Hot, Cold and Fair Competition

March 11, 1994

The state Senate has rightly killed legislation to restrict Baltimore Gas & Electric Co. in selling heating and cooling equipment, appliances and service contracts. The bills, pushed by other sellers of such products and services, were another example of the General Assembly being forced to take sides in fights between commercial competitors.

Decisions on competition (and unfair subsidization by utility customers of nonregulated BG&E enterprises) should remain with the state's Public Service Commission, which has the experience and resources to deal with the issue -- without interference from the legislature.
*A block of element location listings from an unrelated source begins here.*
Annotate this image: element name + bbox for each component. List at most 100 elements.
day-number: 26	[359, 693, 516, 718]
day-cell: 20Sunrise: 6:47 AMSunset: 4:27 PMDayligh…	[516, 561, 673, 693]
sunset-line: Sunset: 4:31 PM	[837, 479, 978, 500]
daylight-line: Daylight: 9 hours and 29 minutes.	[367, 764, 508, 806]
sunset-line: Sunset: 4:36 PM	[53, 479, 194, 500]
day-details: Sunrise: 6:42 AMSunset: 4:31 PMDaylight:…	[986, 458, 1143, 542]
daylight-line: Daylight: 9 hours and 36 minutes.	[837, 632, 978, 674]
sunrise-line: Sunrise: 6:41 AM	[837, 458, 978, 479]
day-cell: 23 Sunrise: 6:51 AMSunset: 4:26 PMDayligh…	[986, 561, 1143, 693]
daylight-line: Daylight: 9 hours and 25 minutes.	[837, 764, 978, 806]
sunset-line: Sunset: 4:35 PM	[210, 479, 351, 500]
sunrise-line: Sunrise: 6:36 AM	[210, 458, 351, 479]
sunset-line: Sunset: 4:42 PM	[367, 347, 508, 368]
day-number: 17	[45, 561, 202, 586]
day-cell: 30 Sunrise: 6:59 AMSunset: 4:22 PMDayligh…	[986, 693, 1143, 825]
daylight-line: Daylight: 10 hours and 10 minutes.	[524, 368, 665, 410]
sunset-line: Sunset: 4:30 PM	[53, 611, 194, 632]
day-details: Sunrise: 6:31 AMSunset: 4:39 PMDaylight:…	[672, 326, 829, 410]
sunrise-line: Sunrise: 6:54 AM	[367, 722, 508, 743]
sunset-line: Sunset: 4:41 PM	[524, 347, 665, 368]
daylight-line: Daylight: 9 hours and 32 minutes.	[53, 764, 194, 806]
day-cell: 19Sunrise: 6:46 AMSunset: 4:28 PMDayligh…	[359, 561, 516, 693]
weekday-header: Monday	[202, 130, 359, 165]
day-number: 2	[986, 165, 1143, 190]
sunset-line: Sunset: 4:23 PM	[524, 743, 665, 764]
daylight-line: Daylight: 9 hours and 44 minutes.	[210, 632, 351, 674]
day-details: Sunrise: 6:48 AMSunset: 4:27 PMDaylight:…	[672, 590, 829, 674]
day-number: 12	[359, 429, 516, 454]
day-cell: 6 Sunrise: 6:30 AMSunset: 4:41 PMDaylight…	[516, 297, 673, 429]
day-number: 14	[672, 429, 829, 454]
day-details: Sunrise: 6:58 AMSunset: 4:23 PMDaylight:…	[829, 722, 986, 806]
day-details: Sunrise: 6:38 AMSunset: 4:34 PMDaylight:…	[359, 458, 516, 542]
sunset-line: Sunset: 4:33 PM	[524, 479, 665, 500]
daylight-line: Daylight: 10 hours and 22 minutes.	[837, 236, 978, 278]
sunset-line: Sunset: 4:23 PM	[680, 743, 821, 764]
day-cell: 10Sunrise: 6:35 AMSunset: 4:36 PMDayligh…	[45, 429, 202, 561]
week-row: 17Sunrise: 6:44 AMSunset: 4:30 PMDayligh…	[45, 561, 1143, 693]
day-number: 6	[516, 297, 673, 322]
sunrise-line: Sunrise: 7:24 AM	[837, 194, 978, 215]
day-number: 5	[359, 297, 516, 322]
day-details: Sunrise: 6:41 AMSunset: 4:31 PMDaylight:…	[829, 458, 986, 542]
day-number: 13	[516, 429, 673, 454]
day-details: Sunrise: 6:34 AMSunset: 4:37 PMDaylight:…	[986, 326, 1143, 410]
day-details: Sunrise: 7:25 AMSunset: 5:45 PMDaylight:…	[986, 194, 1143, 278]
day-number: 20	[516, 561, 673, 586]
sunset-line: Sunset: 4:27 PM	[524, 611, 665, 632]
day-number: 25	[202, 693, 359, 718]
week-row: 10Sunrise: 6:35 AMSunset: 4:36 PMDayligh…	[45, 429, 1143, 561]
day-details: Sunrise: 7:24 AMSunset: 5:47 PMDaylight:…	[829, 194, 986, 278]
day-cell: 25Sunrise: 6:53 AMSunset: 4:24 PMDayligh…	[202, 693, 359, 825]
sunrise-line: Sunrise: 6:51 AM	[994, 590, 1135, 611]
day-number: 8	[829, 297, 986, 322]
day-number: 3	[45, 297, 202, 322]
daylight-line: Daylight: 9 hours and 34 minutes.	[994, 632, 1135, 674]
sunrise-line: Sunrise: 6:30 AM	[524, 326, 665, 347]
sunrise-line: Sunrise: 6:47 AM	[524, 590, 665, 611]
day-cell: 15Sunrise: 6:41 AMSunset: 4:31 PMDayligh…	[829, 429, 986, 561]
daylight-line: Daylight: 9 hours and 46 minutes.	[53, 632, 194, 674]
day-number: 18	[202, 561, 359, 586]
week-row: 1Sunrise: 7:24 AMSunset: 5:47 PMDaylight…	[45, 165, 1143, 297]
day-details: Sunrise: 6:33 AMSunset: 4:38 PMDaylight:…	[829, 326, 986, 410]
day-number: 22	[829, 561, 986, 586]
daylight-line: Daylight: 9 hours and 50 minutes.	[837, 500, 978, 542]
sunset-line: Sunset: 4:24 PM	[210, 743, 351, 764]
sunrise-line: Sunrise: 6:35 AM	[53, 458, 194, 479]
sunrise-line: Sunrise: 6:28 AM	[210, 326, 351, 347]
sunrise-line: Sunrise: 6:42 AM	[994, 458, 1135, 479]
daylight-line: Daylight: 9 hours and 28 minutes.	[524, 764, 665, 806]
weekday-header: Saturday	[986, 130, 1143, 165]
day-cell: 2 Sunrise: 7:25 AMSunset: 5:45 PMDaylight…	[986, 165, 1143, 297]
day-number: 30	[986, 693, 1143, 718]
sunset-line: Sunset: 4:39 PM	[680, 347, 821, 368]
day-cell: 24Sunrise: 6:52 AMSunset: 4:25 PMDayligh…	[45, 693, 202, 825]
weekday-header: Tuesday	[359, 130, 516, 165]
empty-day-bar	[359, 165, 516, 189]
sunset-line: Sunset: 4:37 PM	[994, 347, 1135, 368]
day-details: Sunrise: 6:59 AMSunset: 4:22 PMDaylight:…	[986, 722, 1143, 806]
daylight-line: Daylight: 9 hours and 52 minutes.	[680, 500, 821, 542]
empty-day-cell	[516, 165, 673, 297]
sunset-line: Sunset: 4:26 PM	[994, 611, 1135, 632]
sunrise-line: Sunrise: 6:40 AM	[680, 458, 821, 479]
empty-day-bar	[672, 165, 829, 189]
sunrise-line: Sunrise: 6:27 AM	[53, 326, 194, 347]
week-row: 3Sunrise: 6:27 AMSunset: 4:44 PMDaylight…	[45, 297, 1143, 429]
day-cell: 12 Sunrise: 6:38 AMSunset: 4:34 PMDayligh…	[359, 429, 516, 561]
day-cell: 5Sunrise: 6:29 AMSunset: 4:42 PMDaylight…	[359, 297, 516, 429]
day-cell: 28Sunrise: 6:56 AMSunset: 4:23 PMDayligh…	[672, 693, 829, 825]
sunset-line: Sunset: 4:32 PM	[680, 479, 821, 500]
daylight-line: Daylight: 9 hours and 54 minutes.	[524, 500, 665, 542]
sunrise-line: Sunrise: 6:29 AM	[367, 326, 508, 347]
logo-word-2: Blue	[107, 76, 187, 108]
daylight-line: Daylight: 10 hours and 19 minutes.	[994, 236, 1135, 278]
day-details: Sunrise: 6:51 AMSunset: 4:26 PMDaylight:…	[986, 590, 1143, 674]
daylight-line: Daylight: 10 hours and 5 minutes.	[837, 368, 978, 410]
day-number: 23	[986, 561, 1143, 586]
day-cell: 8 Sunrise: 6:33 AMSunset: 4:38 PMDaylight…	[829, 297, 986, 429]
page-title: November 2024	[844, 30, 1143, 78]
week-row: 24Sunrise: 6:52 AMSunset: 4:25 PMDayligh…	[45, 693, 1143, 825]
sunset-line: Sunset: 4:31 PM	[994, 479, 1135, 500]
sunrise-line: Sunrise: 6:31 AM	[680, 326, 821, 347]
The PSC is now investigating the financial subsidies and links between BG&E's regulated public utility operations and its nonregulated appliance and services businesses.
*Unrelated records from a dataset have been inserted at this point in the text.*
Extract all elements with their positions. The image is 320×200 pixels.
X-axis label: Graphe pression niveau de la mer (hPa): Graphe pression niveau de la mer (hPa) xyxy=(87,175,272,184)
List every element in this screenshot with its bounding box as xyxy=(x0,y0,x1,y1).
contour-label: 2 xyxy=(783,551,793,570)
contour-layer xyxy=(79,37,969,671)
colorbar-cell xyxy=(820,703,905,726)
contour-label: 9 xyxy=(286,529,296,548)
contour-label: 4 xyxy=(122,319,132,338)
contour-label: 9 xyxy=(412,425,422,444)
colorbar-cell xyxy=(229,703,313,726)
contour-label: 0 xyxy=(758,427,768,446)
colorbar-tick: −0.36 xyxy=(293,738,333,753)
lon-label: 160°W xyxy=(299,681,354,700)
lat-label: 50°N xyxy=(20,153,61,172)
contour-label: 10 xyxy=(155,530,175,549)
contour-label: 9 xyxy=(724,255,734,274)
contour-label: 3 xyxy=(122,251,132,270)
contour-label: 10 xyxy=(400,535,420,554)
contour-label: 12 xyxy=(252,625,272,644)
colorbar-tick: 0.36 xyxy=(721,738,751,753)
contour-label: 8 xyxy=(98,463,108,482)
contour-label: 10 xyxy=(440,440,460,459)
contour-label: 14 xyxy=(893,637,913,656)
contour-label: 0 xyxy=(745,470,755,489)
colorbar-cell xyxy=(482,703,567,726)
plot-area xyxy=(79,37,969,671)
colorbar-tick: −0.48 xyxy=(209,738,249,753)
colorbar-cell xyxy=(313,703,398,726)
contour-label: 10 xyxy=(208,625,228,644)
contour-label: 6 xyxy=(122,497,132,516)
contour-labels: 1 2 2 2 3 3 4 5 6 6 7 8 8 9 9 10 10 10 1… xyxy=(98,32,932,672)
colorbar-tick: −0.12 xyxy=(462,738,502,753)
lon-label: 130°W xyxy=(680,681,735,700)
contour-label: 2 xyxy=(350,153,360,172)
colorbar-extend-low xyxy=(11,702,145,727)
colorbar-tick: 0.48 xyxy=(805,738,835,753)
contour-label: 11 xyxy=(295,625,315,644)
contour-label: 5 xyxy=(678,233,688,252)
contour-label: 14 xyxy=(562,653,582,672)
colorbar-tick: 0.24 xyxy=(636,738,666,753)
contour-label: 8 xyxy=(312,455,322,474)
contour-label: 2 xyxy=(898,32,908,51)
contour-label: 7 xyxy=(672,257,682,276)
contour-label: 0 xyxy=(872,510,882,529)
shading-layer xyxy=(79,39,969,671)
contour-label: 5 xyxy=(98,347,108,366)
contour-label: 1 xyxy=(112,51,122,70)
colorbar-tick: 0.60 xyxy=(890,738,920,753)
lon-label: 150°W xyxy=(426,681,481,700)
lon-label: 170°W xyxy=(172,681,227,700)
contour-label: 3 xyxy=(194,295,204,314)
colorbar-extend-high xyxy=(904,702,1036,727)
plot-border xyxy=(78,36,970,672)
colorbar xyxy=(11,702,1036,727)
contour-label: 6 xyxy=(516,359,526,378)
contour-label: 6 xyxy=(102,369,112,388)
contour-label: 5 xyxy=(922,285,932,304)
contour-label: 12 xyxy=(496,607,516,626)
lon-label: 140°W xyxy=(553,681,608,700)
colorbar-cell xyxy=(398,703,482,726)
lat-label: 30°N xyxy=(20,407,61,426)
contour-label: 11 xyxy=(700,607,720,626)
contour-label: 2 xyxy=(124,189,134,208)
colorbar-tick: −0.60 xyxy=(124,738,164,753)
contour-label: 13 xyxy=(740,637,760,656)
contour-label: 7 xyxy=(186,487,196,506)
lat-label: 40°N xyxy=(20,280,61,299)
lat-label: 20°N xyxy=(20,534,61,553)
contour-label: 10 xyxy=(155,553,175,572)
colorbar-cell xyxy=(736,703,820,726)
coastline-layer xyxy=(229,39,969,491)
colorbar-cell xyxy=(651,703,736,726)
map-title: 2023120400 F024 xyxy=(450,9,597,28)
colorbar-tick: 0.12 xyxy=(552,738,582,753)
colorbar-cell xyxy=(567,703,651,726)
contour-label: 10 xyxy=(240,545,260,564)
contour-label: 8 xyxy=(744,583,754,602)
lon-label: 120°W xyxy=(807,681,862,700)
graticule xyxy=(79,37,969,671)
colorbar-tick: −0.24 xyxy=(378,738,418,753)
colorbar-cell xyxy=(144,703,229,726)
One PSC-ordered study found that the regulated side provided $555,000 in services to BG&E's 11 appliance stores in 1992. But critics argue that there are other supports and indirect costs paid by the utility side.

One such advantage is the list of 1 million customers and their payment records that has been compiled by the public utility. It is not available to any competitor. Another intangible advantage supplied by the regulated side (and supported by ratepayers) is the 24-hour switchboard, maintained as a public safety service, which could channel callers to the separate unregulated branch.
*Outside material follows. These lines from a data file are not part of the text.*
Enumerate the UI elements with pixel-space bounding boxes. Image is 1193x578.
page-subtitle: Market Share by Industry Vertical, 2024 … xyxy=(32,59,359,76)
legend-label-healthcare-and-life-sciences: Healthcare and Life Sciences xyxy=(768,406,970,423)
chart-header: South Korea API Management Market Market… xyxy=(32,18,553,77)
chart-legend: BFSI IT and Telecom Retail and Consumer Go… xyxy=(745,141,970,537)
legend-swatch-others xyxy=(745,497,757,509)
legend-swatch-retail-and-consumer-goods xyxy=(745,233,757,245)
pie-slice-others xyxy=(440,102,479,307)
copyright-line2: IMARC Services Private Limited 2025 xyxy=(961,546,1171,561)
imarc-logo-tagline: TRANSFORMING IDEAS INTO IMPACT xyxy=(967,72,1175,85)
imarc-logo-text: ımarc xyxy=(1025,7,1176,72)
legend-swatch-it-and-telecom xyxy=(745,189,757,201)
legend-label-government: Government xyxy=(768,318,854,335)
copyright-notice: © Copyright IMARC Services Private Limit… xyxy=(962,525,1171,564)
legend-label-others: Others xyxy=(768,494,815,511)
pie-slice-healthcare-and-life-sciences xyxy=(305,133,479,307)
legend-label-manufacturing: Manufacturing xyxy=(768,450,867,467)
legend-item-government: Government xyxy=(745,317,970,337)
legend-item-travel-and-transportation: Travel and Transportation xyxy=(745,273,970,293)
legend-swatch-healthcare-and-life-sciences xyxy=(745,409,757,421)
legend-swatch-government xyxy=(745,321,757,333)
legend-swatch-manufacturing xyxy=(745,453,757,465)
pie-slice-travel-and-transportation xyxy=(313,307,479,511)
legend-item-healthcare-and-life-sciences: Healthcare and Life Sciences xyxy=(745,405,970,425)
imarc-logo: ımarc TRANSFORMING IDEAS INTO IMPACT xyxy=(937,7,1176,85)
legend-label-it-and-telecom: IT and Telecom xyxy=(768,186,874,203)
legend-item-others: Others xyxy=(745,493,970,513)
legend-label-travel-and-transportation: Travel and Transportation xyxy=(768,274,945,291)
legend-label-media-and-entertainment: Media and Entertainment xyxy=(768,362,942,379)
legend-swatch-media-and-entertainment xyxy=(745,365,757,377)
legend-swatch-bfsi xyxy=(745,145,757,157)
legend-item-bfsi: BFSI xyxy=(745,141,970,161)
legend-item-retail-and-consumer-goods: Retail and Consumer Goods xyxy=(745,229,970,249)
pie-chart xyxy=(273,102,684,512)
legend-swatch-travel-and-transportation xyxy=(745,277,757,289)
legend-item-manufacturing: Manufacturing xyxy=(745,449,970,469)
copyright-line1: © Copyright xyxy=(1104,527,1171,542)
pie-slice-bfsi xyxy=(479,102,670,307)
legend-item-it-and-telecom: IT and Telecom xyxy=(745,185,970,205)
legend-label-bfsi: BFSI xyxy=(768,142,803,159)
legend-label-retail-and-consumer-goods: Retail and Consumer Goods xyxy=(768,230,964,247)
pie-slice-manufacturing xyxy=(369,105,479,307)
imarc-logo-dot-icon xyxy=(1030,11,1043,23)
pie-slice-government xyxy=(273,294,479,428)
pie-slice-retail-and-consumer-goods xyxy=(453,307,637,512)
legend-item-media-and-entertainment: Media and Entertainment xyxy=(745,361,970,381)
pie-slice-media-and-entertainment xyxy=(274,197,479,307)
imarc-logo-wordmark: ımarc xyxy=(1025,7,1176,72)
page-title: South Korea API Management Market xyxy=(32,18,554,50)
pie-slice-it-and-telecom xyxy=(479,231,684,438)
Across the nation, regulated utilities are diversifying and expanding their nonregulated businesses to increase income and protect against encroachment of independent power companies. BG&E already has stakes in a nursing home, office )) buildings, telecommunications system and golf course.

The PSC investigation began as BG&E aggressively moved into sales and services of heating and cooling equipment, which is more closely interwoven with regulated sales of energy.

BG&E wants them to be free of PSC oversight. The dispute is over how much the unregulated businesses should pay to the utility (and ratepayers) for supports and subsidies. These advantages should be fully valued at separation; future supports for BG&E's nonregulated entities should be eliminated. The increased competition, though, will be in the best interest of all consumers.